Mais en réalité le travail était dur et le combat pour des conditions de travail permanent; Gianni, 17 ans l'explique ainsi : "La fonte, c'était un boulot dur. Il faisait très chaud, il y avait parfois des accidents, mais ils s'accrochaient. Il fallait vraiment du courage pour aller dans les usines." Morganne enchaîne "Ça ne devait pas être une vie facile : se dire que son mari part au travail et que peut-être il ne reviendra pas le soir."

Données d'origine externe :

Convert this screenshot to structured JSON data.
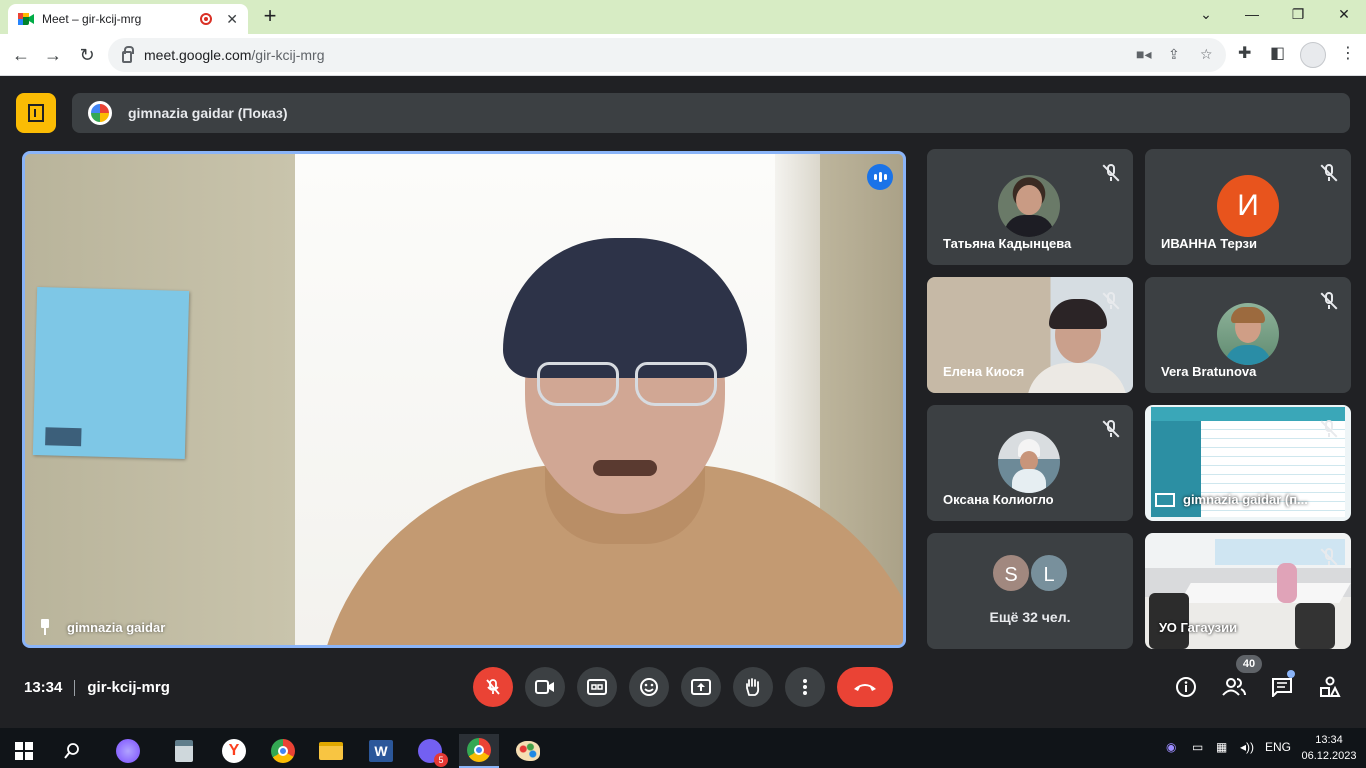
{
  "browser": {
    "tab_title": "Meet – gir-kcij-mrg",
    "url_host": "meet.google.com",
    "url_path": "/gir-kcij-mrg",
    "window_controls": [
      "chevron-down",
      "minimize",
      "restore",
      "close"
    ]
  },
  "meet": {
    "presenting_banner": "gimnazia gaidar (Показ)",
    "main_tile_name": "gimnazia gaidar",
    "tiles": [
      {
        "name": "Татьяна Кадынцева",
        "kind": "photo",
        "muted": true
      },
      {
        "name": "ИВАННА Терзи",
        "kind": "letter",
        "letter": "И",
        "color": "#e8541d",
        "muted": true
      },
      {
        "name": "Елена Киося",
        "kind": "video",
        "muted": true
      },
      {
        "name": "Vera Bratunova",
        "kind": "photo",
        "muted": true
      },
      {
        "name": "Оксана Колиогло",
        "kind": "photo",
        "muted": true
      },
      {
        "name": "gimnazia gaidar (п...",
        "kind": "presentation",
        "muted": true
      },
      {
        "name": "Ещё 32 чел.",
        "kind": "more",
        "avatars": [
          "S",
          "L"
        ]
      },
      {
        "name": "УО Гагаузии",
        "kind": "video",
        "muted": true
      }
    ],
    "time": "13:34",
    "meeting_code": "gir-kcij-mrg",
    "participants_count": "40",
    "accent": "#8ab4f8",
    "danger": "#ea4335"
  },
  "taskbar": {
    "language": "ENG",
    "time": "13:34",
    "date": "06.12.2023",
    "viber_badge": "5"
  }
}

Ils ont perdu une bataille, mais la suite on va la mener.
Paul, 24 ans
Et quand est venu le temps des fermetures et des fausses promesses, le combat syndical aussi a été dur. Paul s'en souvient, lui qui a assisté au discours du candidat Hollande, hissé, sur la camionnette de la CGT. "C'était des moments très très impressionnants et partout où on allait on nous parlait de Florange." De quoi renforcer le sentiment de compagnonnage et de solidarité. Edouard Martin le résume ainsi : "ces gens-là, ils s'organisaient avec leurs moyens pour lutter, et ils étaient fiers parce qu'ils étaient persuadés que ce qu'ils faisaient était de qualité, et que ça méritait de continuer à être produit."

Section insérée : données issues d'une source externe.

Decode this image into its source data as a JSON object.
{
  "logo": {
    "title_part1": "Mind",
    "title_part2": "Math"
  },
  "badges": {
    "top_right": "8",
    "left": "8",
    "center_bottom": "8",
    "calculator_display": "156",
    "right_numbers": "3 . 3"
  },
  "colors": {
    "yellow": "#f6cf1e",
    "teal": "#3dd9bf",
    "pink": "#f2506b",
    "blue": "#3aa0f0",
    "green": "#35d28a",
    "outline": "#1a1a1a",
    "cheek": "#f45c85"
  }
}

"Ils ont perdu une bataille, mais la suite on va la mener", ponctue Paul du haut de ses 24 ans. Quant à Carla, 17 ans, elle dit, d'un ton décidé : "c'est à nous de donner l'envie de refaire vivre notre monde. (...) S'impliquer par de petites choses pour changer le futur."
3. Pour rebondir
Si certaines usines sont déjà en cours de démantèlement, il reste en partie la question de laisser les derniers hauts-fourneaux debout. Paul pense "qu'il faut garder ces hauts-fourneaux debout; moi je trouve ça beau; ça doit rester là comme une vigie (...) sur laquelle notre regard se pose tout le temps". Une vigie qui permet de voir plus loin un horizon plus clair. Il enchaîne " je comprends que ça fait un serrement au cœur de les voir mais ça nous rappelle ce qu'a été notre vallée."
Et même si certains, dans un très grand élan nostalgique, comme Rocco ou Claire, artiste peintre, collectent, récupèrent toutes les traces qu'ils peuvent conserver, c'est pour mieux les mettre en valeur pour les générations futures : des traces d'un passé prestigieux et rugueux pour les générations qui n'en auront aucun souvenir, mais pourront témoigner de l'âme de ces lieux.